Les monétaristes ont critiqué la politique keynésienne alors que celle-ci perdait de son efficacité. Ils s’appuient sur l’idée que les agents économiques établissent leur consommation en fonction de leur revenu permanent et non courant. Keynes considérait au contraire que les agents, victimes de l’illusion monétaire pendant un temps, ajustait leur consommation face à cet afflux d’argent qui leur revenait ; ils consommaient donc d’avantage. Mais les entreprises n’augmentant pas leur offre, cette dernière va rapidement s’avérer insuffisante, ce qui engendrera une hausse des prix. Les travailleurs demanderont alors une meilleure rémunération. Le processus inflationniste va retirer l’illusion monétaire du départ, et les consommateurs vont revoir leurs dépenses à la baisse. Ainsi, la relance n’aura pour seul effet que l’inflation. De même, les agents pensent qu’il y aurait une hausse prochaine des prélèvements obligatoires ; cela les incite à réduire leur consommation et à épargner d’avantage. L’application de la théorie entraine donc seulement une augmentation de l’inflation. En effet, la progression de la demande n’entraine pas soudainement celle de l’offre, qui n’est pas suffisamment élastique. Aussi, l’inflation risque d’entrainer la hausse des salaires et celle des couts, ce qui limite largement les effets de la relance.

Aussi, et d’un point de vue plus politique, les politiciens utiliseraient selon certains ces mesures dans l’idée de remporter les élections prochaines car il s’agit d’effets utiles à court terme seulement.

Mais ce sont également des considérations relatives à l’économie internationale qui entrainent des critiques. La demande supplémentaire générée par la politique de relance au sein d’un Etat a des effets sur les autres Etats, qui eux-mêmes en profitent. La demande se répercute en effet sur les importations, ce qui conduit à l’arrivée plus importante de capitaux étrangers, attirés par la hausse des taux d’intérêt. Cela va finalement s’avérer plus bénéfique pour les Etats étrangers que pour l’économie nationale.

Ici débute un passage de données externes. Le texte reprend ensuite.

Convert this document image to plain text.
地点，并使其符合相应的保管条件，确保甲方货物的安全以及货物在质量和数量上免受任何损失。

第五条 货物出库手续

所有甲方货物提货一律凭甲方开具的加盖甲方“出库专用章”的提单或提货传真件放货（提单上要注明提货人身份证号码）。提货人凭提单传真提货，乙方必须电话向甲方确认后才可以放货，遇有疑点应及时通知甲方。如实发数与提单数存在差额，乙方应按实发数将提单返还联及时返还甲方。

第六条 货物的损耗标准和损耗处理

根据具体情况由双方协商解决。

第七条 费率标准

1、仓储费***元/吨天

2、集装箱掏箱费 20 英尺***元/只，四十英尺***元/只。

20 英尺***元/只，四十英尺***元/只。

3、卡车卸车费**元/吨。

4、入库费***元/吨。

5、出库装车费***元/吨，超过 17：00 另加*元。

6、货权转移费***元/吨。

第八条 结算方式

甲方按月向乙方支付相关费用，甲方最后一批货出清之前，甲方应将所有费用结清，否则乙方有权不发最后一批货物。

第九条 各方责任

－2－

L’utilisation du budget peut parfois conduire aux résultats inverses : les procédures lourdes de vote du budget entrainent un ralentissement de la réactivité face à la conjoncture économique. Les effets établis par les politiques de relance pourront se voir concrétisés bien plus tard, et même lorsque l’activité économique ne les nécessite plus. On arrive ainsi à un résultat pro-cyclique alors même que la politique budgétaire a pour objectif d’être contra-cyclique.

On peut également relever le problème de la permanence des mesures adoptées pour relancer l’activité économique. Les agents ont en effet pu accueillir favorablement ces mesures, qui pourtant doivent être retiré car il ne s’agit que d’une politique de « stop and go ».

En résumé, le théorème d’équivalence de Ricardo montre, d’un point de vue plus théorique, l’inefficacité du multiplicateur. En se fondant sur une vision à long terme des finances publiques, il montre que le multiplicateur peut être nul si les agents épargnent leur revenu supplémentaire (entrainé par l’accroissement des dépenses publiques). Aussi, si l’Etat s’est endetté, il devra nécessairement rembourser les emprunts qu’il a contractés ; il peut le faire grâce à l’impôt. Les impôts augmenteront donc nécessairement suite à la relance économique. Les agents anticipent selon Ricardo ce phénomène et épargnent par mesure de précaution ; ils ne vont donc pas consommer suffisamment. Cela entraine l’inefficacité de la relance car le multiplicateur est nul.